Melaksanakan kegiatan lapangan dalam inisiatif Satu Peta di Tingkatan Tapak di Riau sungguh menarik ketika dihadapkan pada budaya Melayu masyarakatnya yang sangat kental. Tim WRI Indonesia di Riau saat ini bekerja pada dua wilayah fokus yaitu Desa Batu Sanggan dan Desa Gajah Bertalut di Kabupaten Kampar.

Dalam berbagai forum pertemuan dengan masyarakat setempat yang terhimpun dalam masyarakat adat Kekalifahan Batu Sanggan, kegiatan berbalas pantun adalah sarana untuk mendekatkan peneliti secara kultural dengan masyarakat untuk membangun kepercayaan, keakraban dan membuka ruang inkuiri dan observasi yang lebih luas. Bahkan saat musyawarah dikampung dan terkadang bisa “macet”, para Ninik Mamak selalu berpegang pada pepatah “bulek air dek pembuluh, bulek kato dek mufakat”, atau kusuik bulu paruh nan manyalasaikan, kususik banang cari ujung pangkalnyo, kusuik sarang tampui api nan manyalasaikan” yang menggambarkan pentingnya musyawarah untuk mufakat serta berbagai pilihan strategi untuk menyelesaikan masalah. Bahkan untuk penandaan batas wilayah, masyarakat juga memakai pepatah “air berkecucuran dan tanah berketelengan”.

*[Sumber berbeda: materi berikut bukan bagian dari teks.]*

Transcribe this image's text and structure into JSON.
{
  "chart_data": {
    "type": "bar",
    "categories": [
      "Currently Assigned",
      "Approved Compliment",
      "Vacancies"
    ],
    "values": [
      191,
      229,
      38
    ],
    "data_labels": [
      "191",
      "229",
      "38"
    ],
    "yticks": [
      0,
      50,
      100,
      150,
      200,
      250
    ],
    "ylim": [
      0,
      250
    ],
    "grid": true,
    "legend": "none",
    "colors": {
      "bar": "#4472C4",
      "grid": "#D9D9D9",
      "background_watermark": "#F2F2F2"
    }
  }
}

Saya diberi amanat untuk memandu tim WRI Indonesia di Riau. Saya adalah warga Sumatera yang sangat akrab dengan budaya Melayu, termasuk berpantun. Saya biasanya berpantun ketika bertemu dengan masyarakat pada pertemuan-pertemuan untuk menghimpun data, informasi, pengetahuan, juga menggalang kerjasama dan berbagi rasa. Simak pantun berikut ini yang saya sampaikan pada penghujung pertemuan antara Tim WRI Indonesia dengan masyarakat Desa Batu Sanggan beserta Kepala Desa, ninik-mamak, Datuk Pucuak, Datuk Kalifah Batu Sanggan, dan tetua lainnya:

Mambali balam di Kuala Tungkal

Ke Pekanbaru membeli ragi

Sedihlah sedih sanak yang tinggal

Lebih rindu kami yang pergi

Kalau tuan pai ka ladang

Jangan lupa ambil melati

Bila masa kami kan datang

Ikatlah cinta didalam hati

Poi ka mudiak naiklah sampan

Memetik mawar terkena duri

Salam hormat untuk sanak famili di Sanggan

Terima kasih banyak dari WRI

Kedekatan para peneliti dan masyarakat setempat adalah kunci untuk dapat secara sensitif mengenali isu-isu terkait dengan penyatuan-peta, pengumpulan fakta dan transformasi konflik atas ruang dan tapak. Memang benar terasa ‘lebih rindu kami yang pergi’ walaupun para peneliti pasti akan kembali ke lapangan di Desa Batu Sanggan untuk meneruskan kegiatannya.